# Sugarloaf 5-02-08



## loafer89 (May 2, 2008)

Area skied: Sugarloaf, Maine

Date skied: May 2nd, 2008 from 8:30am - 2:00pm

Surface conditions: machine groomed, variable, packed powder, spring snow, heavy wet untracked snow.

Weather: sunny, 37F at 8:30am, 54F at 2:00pm

Sugarloaf:







Kings Landing:









Today was my first day of skiing in May at Sugarloaf and my first ski day in May anywhere else except for at Killington. Warren and I arrived to the mountain at 8:00am and where on slope taking our first run down Kings Landing. Sadly enough we skied down torwards Kings Landing to check out Double Bitter which despite the ski conditions report that it was opened, proved to be closed with a rope across it:???:

Kings landing was okay with a variable surface mix of packed powder, hardpacked and lots of snow/ice cookies. The bottom half of the trail was very nice with smooth soft spring corn.

Warren having fun on Lower Kings Landing with edge to edge cover:







Hayburner was my favorite with great groomed and spring snow for 100% of the run and we took four runs down it today. At the bottom of Candy Side I heard a yell out of my name from the Superquad above and sure enough we spotted BobR with his son. We later met up and exchanged greatings and Warren skied down Skidder with them while I skied Hayburner.
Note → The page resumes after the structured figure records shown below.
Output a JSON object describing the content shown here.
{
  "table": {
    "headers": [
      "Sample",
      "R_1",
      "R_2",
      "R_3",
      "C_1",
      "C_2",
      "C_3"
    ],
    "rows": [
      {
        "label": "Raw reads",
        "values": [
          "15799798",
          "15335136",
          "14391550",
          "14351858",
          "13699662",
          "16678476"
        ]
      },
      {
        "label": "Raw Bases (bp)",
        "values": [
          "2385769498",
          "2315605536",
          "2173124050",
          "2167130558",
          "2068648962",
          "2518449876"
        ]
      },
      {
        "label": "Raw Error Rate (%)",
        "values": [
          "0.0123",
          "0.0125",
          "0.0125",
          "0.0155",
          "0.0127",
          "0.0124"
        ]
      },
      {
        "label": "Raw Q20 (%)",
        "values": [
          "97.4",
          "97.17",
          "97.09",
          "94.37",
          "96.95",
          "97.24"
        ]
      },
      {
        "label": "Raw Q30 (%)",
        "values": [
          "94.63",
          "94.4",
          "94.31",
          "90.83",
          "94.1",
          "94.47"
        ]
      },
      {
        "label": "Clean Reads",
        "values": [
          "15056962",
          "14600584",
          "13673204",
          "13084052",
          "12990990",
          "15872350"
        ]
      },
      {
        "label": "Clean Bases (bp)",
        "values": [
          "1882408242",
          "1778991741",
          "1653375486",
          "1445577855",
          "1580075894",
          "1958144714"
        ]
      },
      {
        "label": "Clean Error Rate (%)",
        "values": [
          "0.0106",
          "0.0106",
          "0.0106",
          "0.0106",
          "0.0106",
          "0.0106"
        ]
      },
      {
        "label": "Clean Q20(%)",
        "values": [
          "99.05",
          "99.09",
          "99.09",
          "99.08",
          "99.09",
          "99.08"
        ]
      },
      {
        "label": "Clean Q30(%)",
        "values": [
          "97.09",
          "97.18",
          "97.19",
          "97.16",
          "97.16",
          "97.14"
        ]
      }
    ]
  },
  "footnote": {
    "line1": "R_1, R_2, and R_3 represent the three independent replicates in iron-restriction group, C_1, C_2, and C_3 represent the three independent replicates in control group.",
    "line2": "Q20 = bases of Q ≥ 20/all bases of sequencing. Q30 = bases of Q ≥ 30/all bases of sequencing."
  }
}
We moved on to explore the rest of the mountain and skied torwards Sluice and through the woods to Ramdown which might have had great powder earlier in the week, sadly the powder had been baked by the strong early May sun and was like skiing an Elmer's Glue nightmare. Turns where very hard to make and best if you could find a fresh line in the former powder. Boardwalk is a mix of new snow, corn and bare spots, skiable but not very fun.

Boardwalk:







We tortured ourselves once more and skied down Bubblecuffer which was only practically skiable on skiers right which still had fairly deep cover and small moguls covered in cement like wet powder. These runs would be perfect with more skier traffic to pack down the snow, but that would be a double edged sword as it would also thin out the cover that much faster We continued to Gondi-Line with big moguls on skiers right.

Lower Bubblecuffer:






Lower Gondi Line:







In the afternoon we skied Skidder Kings Landing with beautiful corn snow as well as skidder with tons of loose spring snow. We skied into The Yard which still has huge hits and fairly decent cover, though the enterance into it is a bit thin and tricky to negotiate around the bare areas.

Skidder:


----------



## 180 (May 2, 2008)

How are the moguls?


----------



## loafer89 (May 2, 2008)

180 said:


> How are the moguls?


 

There are not very many areas that have moguls on the "officially" opened trails. Skidder has been groomed flat every night lately with the sub freezing temperatures we have had. I think Spllway has moguls and parts on Gondi Line and Bubblecuffer have moguls covered with a new coating of 4-6" deep heavy wet snow.


----------



## ALLSKIING (May 2, 2008)

Lots of sweet snow left.....Thanks for the report.


----------



## TheBEast (May 2, 2008)

Coverage looks amazing for May!


----------



## GrilledSteezeSandwich (May 2, 2008)

Move over Sugarbush...I think Sugarloaf is the king of spring..mad steezy yo


----------



## Newpylong (May 2, 2008)

GrilledSteezeSandwich said:


> Move over Sugarbush...I think Sugarloaf is the king of spring..mad steezy yo



For sure.


----------



## snoseek (May 2, 2008)

That looks like a sweet day!

That kind of skiing is worth the extra drive I think. I can't beleive how much snow is left there. I bet you could hike and patch ski those SQ trails for another month! It's nice to see areas like loaf, bush, jay stepping up not for money but for loyal skiers. That speaks volumes.:flag:


----------



## loafer89 (May 2, 2008)

snoseek said:


> That looks like a sweet day!
> 
> That kind of skiing is worth the extra drive I think. I can't beleive how much snow is left there. I bet you could hike and patch ski those SQ trails for another month! It's nice to see areas like loaf, bush, jay stepping up not for money but for loyal skiers. That speaks volumes.:flag:


 

It's very likely that Hayburner and Kings Landing will have snow into June this year at least in large patches. If you look carefully at the pictures of Kings Landing you can see that the trail edges have snow that is deeper and higher than the trail itself.


----------



## Angus (May 2, 2008)

Welcome to spring in western Maine! I bet Saddleback's coverage is equal or better than Sugarloafs. There will be snow on the AT between Saddleback and Sugarloaf into early June I bet. I'm envious.


----------



## Johnskiismore (May 2, 2008)

Thanks for posting this report, that looks like a lot of fun!


----------



## Vortex (May 4, 2008)

Just got home from 3 days at the loaf. The wet weather made today a short one.  Friday was the best spring day on snow this year for me.  Alot of Sunday River folks made the trek north. Alot of familiar faces.  Big props to hear Boss hogs' band. sounded great  Sat afternoon.  A real good jam.  just playing in the NCP.


----------